One article was a sort of eavesdropping report on Kensington, a report on the sort of Are All Those Fat Cats Finally Suffering? It told of how in the last decade the neighborhood was taklen over by US financiers as it straddles the New York and Tokyo time zones and has housing USers like because of the movies. But, according to the article, these new inhabitants moved in with their own values, and I paraphrase instead of quote because I did nbot bring the newspaper home, these bankers and their wives asked, nay, told their landlords to install power showers and new kitchens, while warning their dry cleaners not to lose garments any more or risk being sued. That part, embedded in a description of excess, also came of as a sort of Those Cheeky Rascals, Those Americans, not being content with the atrocious water pressure and dank unvented kitchens Brits have been living with for centuries when paying £4000 a month for three bedrooms! And insisting they get their clothes back, too!
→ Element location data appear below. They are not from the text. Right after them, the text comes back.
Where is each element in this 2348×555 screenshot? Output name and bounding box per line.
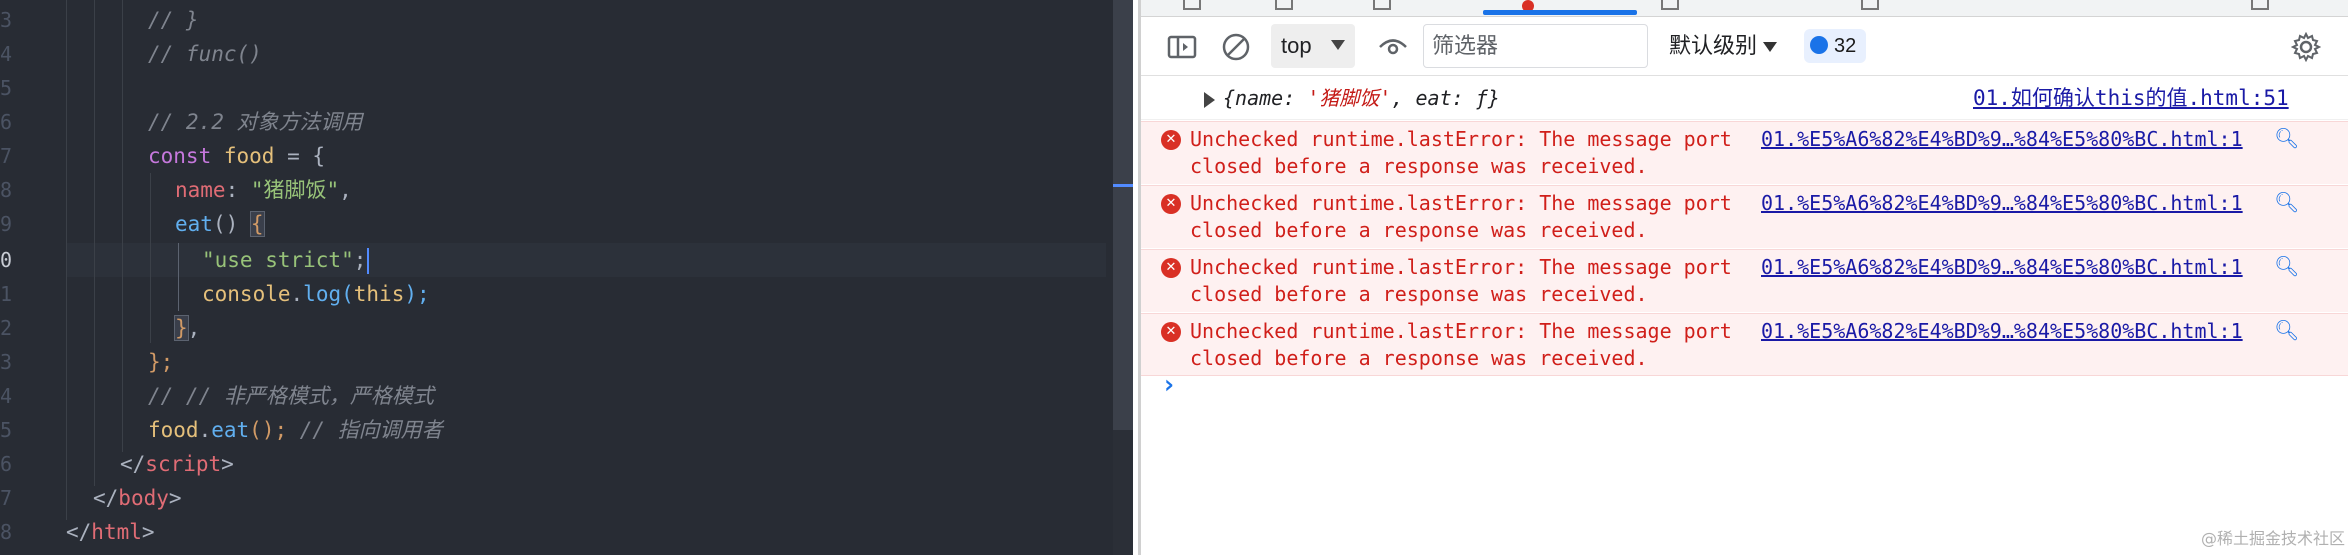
- indent-guide: [122, 0, 123, 452]
- indent-guide: [94, 0, 95, 486]
- console-error-row[interactable]: ✕ Unchecked runtime.lastError: The messa…: [1141, 185, 2348, 248]
- line-number: 1: [0, 282, 13, 306]
- context-selector[interactable]: top: [1271, 24, 1355, 68]
- error-icon: ✕: [1161, 130, 1181, 150]
- indent-guide-active: [178, 243, 179, 311]
- line-number: 8: [0, 178, 13, 202]
- console-prompt[interactable]: ›: [1161, 370, 1177, 400]
- devtools-tab-bar: [1141, 0, 2348, 17]
- clear-console-icon[interactable]: [1221, 17, 1251, 75]
- line-number: 6: [0, 110, 13, 134]
- tab-icon[interactable]: [2251, 0, 2269, 10]
- line-number: 6: [0, 452, 13, 476]
- search-icon[interactable]: 🔍︎: [2274, 254, 2299, 278]
- tab-icon[interactable]: [1183, 0, 1201, 10]
- issues-badge[interactable]: 32: [1804, 29, 1867, 63]
- line-number: 3: [0, 350, 13, 374]
- error-source-link[interactable]: 01.%E5%A6%82%E4%BD%9…%84%E5%80%BC.html:1: [1761, 318, 2243, 345]
- code-line: food.eat(); // 指向调用者: [148, 418, 443, 442]
- code-line: const food = {: [148, 144, 326, 168]
- message-icon: [1810, 35, 1828, 54]
- line-number: 2: [0, 316, 13, 340]
- live-expression-icon[interactable]: [1378, 17, 1408, 75]
- error-message: Unchecked runtime.lastError: The message…: [1190, 127, 1732, 178]
- tab-console-selected[interactable]: [1483, 10, 1637, 15]
- scrollbar-marker: [1113, 184, 1133, 187]
- line-number: 4: [0, 42, 13, 66]
- chevron-down-icon: [1763, 42, 1778, 53]
- console-error-row[interactable]: ✕ Unchecked runtime.lastError: The messa…: [1141, 249, 2348, 312]
- code-line: </script>: [120, 452, 234, 476]
- code-line: </html>: [66, 520, 155, 544]
- line-number-active: 0: [0, 248, 13, 272]
- tab-icon[interactable]: [1861, 0, 1879, 10]
- search-icon[interactable]: 🔍︎: [2274, 318, 2299, 342]
- code-line: // 2.2 对象方法调用: [148, 110, 363, 134]
- issues-count: 32: [1834, 35, 1857, 57]
- search-icon[interactable]: 🔍︎: [2274, 126, 2299, 150]
- line-number: 5: [0, 76, 13, 100]
- tab-icon[interactable]: [1275, 0, 1293, 10]
- error-message: Unchecked runtime.lastError: The message…: [1190, 191, 1732, 242]
- line-number: 7: [0, 486, 13, 510]
- line-number: 5: [0, 418, 13, 442]
- error-source-link[interactable]: 01.%E5%A6%82%E4%BD%9…%84%E5%80%BC.html:1: [1761, 190, 2243, 217]
- log-object-preview[interactable]: {name: '猪脚饭', eat: ƒ}: [1223, 84, 1500, 112]
- line-number: 4: [0, 384, 13, 408]
- code-editor[interactable]: 3 4 5 6 7 8 9 0 1 2 3 4 5 6 7 8 // } // …: [0, 0, 1133, 555]
- error-message: Unchecked runtime.lastError: The message…: [1190, 255, 1732, 306]
- gear-icon[interactable]: [2290, 17, 2322, 75]
- indent-guide: [66, 0, 67, 520]
- tab-icon[interactable]: [1373, 0, 1391, 10]
- log-source-link[interactable]: 01.如何确认this的值.html:51: [1973, 84, 2289, 112]
- error-icon: ✕: [1161, 322, 1181, 342]
- code-line: },: [174, 315, 201, 341]
- context-label: top: [1281, 33, 1312, 58]
- text-cursor: [367, 248, 370, 274]
- line-number-gutter: 3 4 5 6 7 8 9 0 1 2 3 4 5 6 7 8: [0, 0, 30, 555]
- indent-guide: [150, 173, 151, 343]
- code-line: name: "猪脚饭",: [175, 178, 352, 202]
- error-icon: ✕: [1161, 258, 1181, 278]
- filter-input[interactable]: [1423, 24, 1648, 68]
- code-line: eat() {: [175, 211, 265, 237]
- code-line-current: "use strict";: [202, 243, 370, 277]
- code-line: </body>: [93, 486, 182, 510]
- console-error-row[interactable]: ✕ Unchecked runtime.lastError: The messa…: [1141, 313, 2348, 376]
- code-line: // }: [148, 8, 199, 32]
- line-number: 8: [0, 520, 13, 544]
- console-error-row[interactable]: ✕ Unchecked runtime.lastError: The messa…: [1141, 121, 2348, 184]
- error-source-link[interactable]: 01.%E5%A6%82%E4%BD%9…%84%E5%80%BC.html:1: [1761, 126, 2243, 153]
- line-number: 9: [0, 212, 13, 236]
- code-line: };: [148, 350, 174, 374]
- code-line: // func(): [148, 42, 262, 66]
- line-number: 7: [0, 144, 13, 168]
- line-number: 3: [0, 8, 13, 32]
- log-levels-dropdown[interactable]: 默认级别: [1669, 17, 1778, 75]
- error-source-link[interactable]: 01.%E5%A6%82%E4%BD%9…%84%E5%80%BC.html:1: [1761, 254, 2243, 281]
- chevron-down-icon: [1331, 40, 1345, 50]
- code-line: console.log(this);: [202, 282, 430, 306]
- log-levels-label: 默认级别: [1669, 33, 1758, 58]
- devtools-panel: top 默认级别 32 {name: '猪脚饭', eat: ƒ} 01.如何确…: [1138, 0, 2348, 555]
- sidebar-toggle-icon[interactable]: [1167, 17, 1197, 75]
- console-log-row[interactable]: {name: '猪脚饭', eat: ƒ} 01.如何确认this的值.html…: [1141, 80, 2348, 120]
- expand-arrow-icon[interactable]: [1204, 92, 1215, 108]
- code-line: // // 非严格模式，严格模式: [148, 384, 434, 408]
- watermark: @稀土掘金技术社区: [2200, 529, 2345, 548]
- error-message: Unchecked runtime.lastError: The message…: [1190, 319, 1732, 370]
- tab-icon[interactable]: [1661, 0, 1679, 10]
- error-icon: ✕: [1161, 194, 1181, 214]
- search-icon[interactable]: 🔍︎: [2274, 190, 2299, 214]
- console-toolbar: top 默认级别 32: [1141, 17, 2348, 76]
- editor-scrollbar-thumb[interactable]: [1113, 0, 1133, 430]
I immediately had the idea for a new sitcom about a US banker family in Kensington, now pinching pennies and scrambling, being taken under the wing by their brit neighbor who had managed to not sell the family home but was already used to dumpster diving behind the local Tesco for out-of-date perfectly fine food. The bankers would still be 'Yanks' by insisting on customer service and amenities in poverty, but they would take every one of the absurd money-scrooging schemes of the neighbor and push it into commercial overdrive. It would satisfy the basic need of every average UK TV viewer: feel suprior to 'Yanks' even when the 'Yanks' are doing better, and get to laugh at old gentry eccentricity. A 'To The Manor Born' for the new millennium.
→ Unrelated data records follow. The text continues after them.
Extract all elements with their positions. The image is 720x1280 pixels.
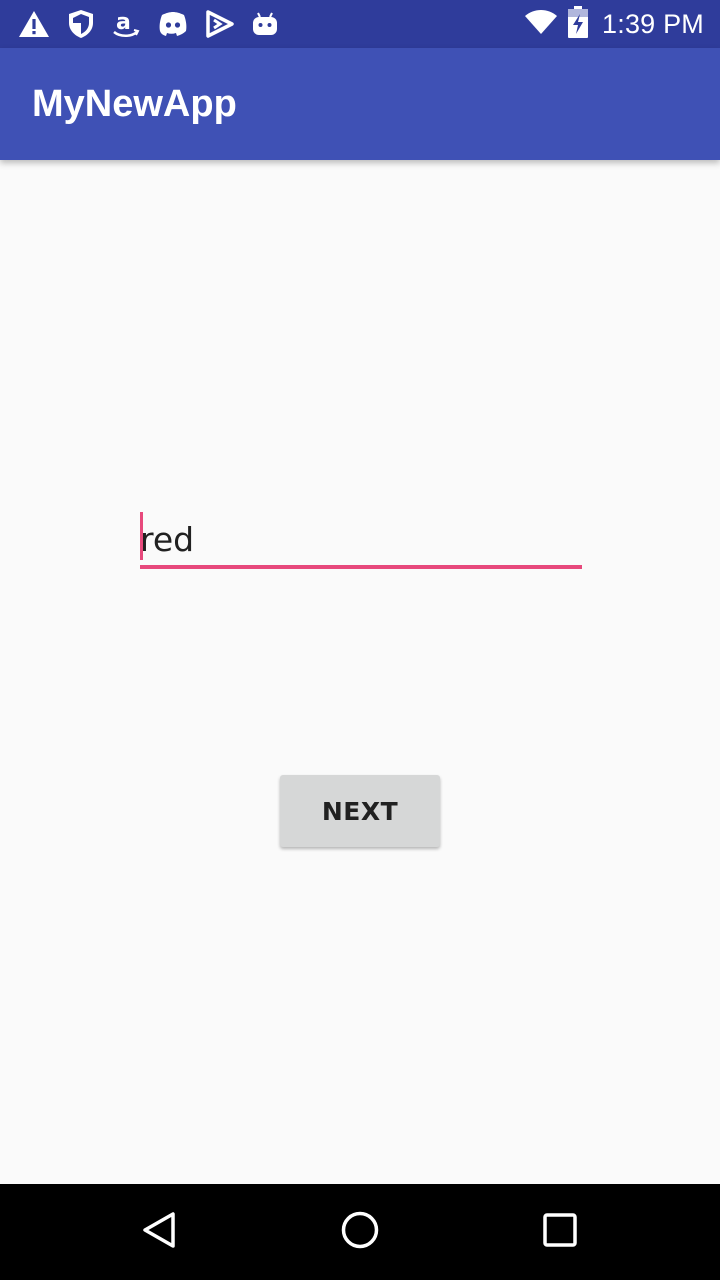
recents-icon [540,1210,580,1254]
screen: a 1:39 PM MyNewApp red NEXT [0,0,720,1280]
amazon-icon: a [112,9,140,39]
text-input[interactable] [140,514,580,564]
back-button[interactable] [136,1208,184,1256]
play-store-icon [206,10,234,38]
next-button[interactable]: NEXT [280,775,440,847]
navigation-bar [0,1184,720,1280]
warning-icon [18,10,50,38]
discord-icon [158,11,188,37]
text-cursor [140,512,143,560]
wifi-icon [524,9,558,39]
text-field[interactable] [140,508,582,570]
android-icon [252,11,278,37]
input-underline [140,565,582,569]
home-button[interactable] [336,1208,384,1256]
home-icon [340,1210,380,1254]
svg-text:a: a [116,10,131,35]
shield-icon [68,9,94,39]
notification-icons: a [18,8,278,40]
app-title: MyNewApp [32,83,237,125]
system-status: 1:39 PM [524,6,704,42]
clock: 1:39 PM [602,8,704,39]
status-bar: a 1:39 PM [0,0,720,48]
recents-button[interactable] [536,1208,584,1256]
app-bar: MyNewApp [0,48,720,160]
battery-charging-icon [568,6,589,42]
back-icon [140,1210,180,1254]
Also an article about Purity Balls, that new phenomenon in the USA of girls going on a date to a special dance with their fathers, pledging at that formal to stay pure and chaste, in front of a crowd consiting of other girls and thei fathers, until marriage. The father's role is to build up and 'guide' their daughter under the idea that if the father doesn't make the daughter feel valued and beuatiful, she will look for that validation outside the home. The article managed to transcend the usual lurid reporting of this being some form of Incest-Lite, and more of a strange new mode of trying to stay involved with your children and keeping them on the straight and narrow. Of course now the girsl are trying to outdo each other by pledging to not even kiss their boyfriends until that first moment of lifting the veil at marriage. But what if you do not like the kiss, what is he doesn't know how, the reporter asked? Well, these 12 year old girls answer, let's hope he took care of that, and it will be wonderful anyway. So my next idea was for a short story about the opposite: surrogates of the appropriate opposite gender but with same-sex attractions hired to teach these people, once they become young adults and ready for marriage, how to even touch, or kiss, but without emotional involvement. I am sure I could make the tortured reasoning why having a gay tutor teaching a young girl not to be a limp frightened partner is not a form of breaking purity could be made to work in this already tortured Evangelical context.
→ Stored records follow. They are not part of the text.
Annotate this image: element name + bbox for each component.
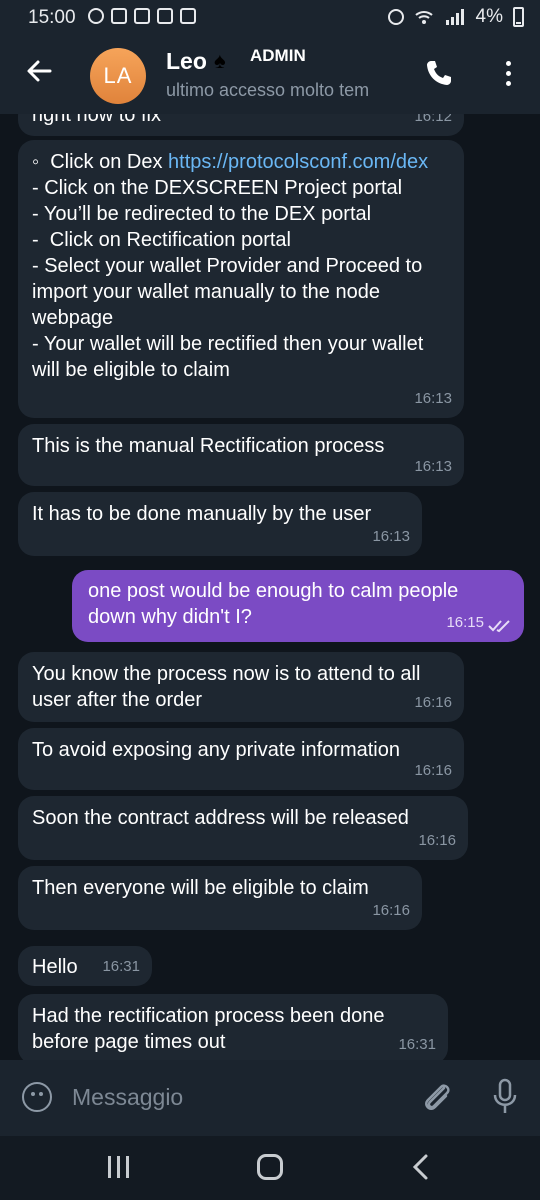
emoji-icon[interactable] — [22, 1082, 52, 1112]
nav-home-icon[interactable] — [257, 1154, 283, 1180]
notification-icons — [88, 8, 196, 24]
notification-icon-4 — [157, 8, 173, 24]
attach-icon[interactable] — [420, 1080, 454, 1116]
alarm-icon — [387, 9, 404, 25]
message-bubble[interactable]: This is the manual Rectification process… — [18, 424, 464, 486]
message-time: 16:16 — [372, 902, 410, 919]
contact-name[interactable]: Leo — [166, 48, 207, 75]
message-text: Soon the contract address will be releas… — [32, 807, 409, 829]
notification-icon-5 — [180, 8, 196, 24]
message-time: 16:16 — [414, 694, 452, 711]
message-time: 16:31 — [398, 1036, 436, 1053]
message-time: 16:16 — [414, 762, 452, 779]
spade-icon: ♠ — [214, 48, 226, 73]
message-text: This is the manual Rectification process — [32, 435, 385, 457]
message-prefix: ◦ Click on Dex — [32, 151, 169, 173]
message-text: ◦ Click on Dex https://protocolsconf.com… — [32, 149, 450, 383]
message-bubble-outgoing[interactable]: one post would be enough to calm people … — [72, 570, 524, 642]
message-composer: Messaggio — [0, 1060, 540, 1136]
message-bubble[interactable]: Had the rectification process been done … — [18, 994, 448, 1060]
message-input[interactable]: Messaggio — [72, 1084, 183, 1111]
message-bubble[interactable]: To avoid exposing any private informatio… — [18, 728, 464, 790]
phone-icon[interactable] — [424, 58, 454, 88]
nav-recents-icon[interactable] — [108, 1156, 129, 1178]
admin-badge: ADMIN — [250, 46, 306, 65]
message-link[interactable]: https://protocolsconf.com/dex — [168, 151, 428, 173]
message-list[interactable]: right now to fix 16:12 ◦ Click on Dex ht… — [0, 114, 540, 1060]
double-check-icon — [488, 620, 510, 633]
message-text: You know the process now is to attend to… — [32, 663, 426, 711]
message-bubble[interactable]: Then everyone will be eligible to claim … — [18, 866, 422, 930]
message-bubble[interactable]: Soon the contract address will be releas… — [18, 796, 468, 860]
status-bar: 15:00 4% — [0, 0, 540, 34]
message-bubble[interactable]: It has to be done manually by the user 1… — [18, 492, 422, 556]
message-time: 16:13 — [414, 458, 452, 475]
notification-icon-1 — [88, 8, 104, 24]
battery-percent: 4% — [475, 6, 503, 27]
notification-icon-2 — [111, 8, 127, 24]
message-text: Had the rectification process been done … — [32, 1005, 391, 1053]
message-text: Then everyone will be eligible to claim — [32, 877, 369, 899]
message-text: right now to fix — [32, 114, 161, 126]
back-arrow-icon[interactable] — [22, 54, 56, 88]
notification-icon-3 — [134, 8, 150, 24]
message-bubble[interactable]: Hello 16:31 — [18, 946, 152, 986]
status-time: 15:00 — [28, 7, 76, 28]
message-text: It has to be done manually by the user — [32, 503, 372, 525]
more-vert-icon[interactable] — [498, 58, 518, 90]
message-time: 16:16 — [418, 832, 456, 849]
wifi-icon — [414, 11, 433, 24]
signal-icon — [445, 9, 464, 25]
system-icons: 4% — [387, 6, 524, 28]
message-bubble[interactable]: ◦ Click on Dex https://protocolsconf.com… — [18, 140, 464, 418]
avatar[interactable]: LA — [90, 48, 146, 104]
message-body: - Click on the DEXSCREEN Project portal … — [32, 177, 424, 381]
message-text: To avoid exposing any private informatio… — [32, 739, 400, 761]
system-nav-bar — [0, 1136, 540, 1200]
message-time: 16:15 — [446, 614, 484, 631]
message-time: 16:12 — [414, 114, 452, 125]
nav-back-icon[interactable] — [410, 1152, 430, 1182]
message-bubble[interactable]: right now to fix 16:12 — [18, 114, 464, 136]
battery-icon — [513, 7, 524, 27]
last-seen: ultimo accesso molto tem — [166, 80, 370, 100]
chat-header: LA Leo ♠ ADMIN ultimo accesso molto tem — [0, 34, 540, 114]
message-time: 16:31 — [102, 958, 140, 975]
message-time: 16:13 — [372, 528, 410, 545]
message-bubble[interactable]: You know the process now is to attend to… — [18, 652, 464, 722]
message-text: one post would be enough to calm people … — [88, 580, 464, 628]
message-time: 16:13 — [414, 390, 452, 407]
mic-icon[interactable] — [492, 1078, 518, 1116]
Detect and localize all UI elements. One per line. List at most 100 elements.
Still, the newspapers were mostly full of the cataclysm, making it sound like every bank account could be null and void any moment now. After this difficult week I have had, discussed elsewhere for future employment reasons, I did not feel intimidated or even further depressed at all; instead I kept having this feeling on the edge of my mind that this upheaval was calling me to transform into something else, that there was an opportunity here. The business environment of the last twenty years is drastically going to change, it seems, and somehow I wonder if I should go with it.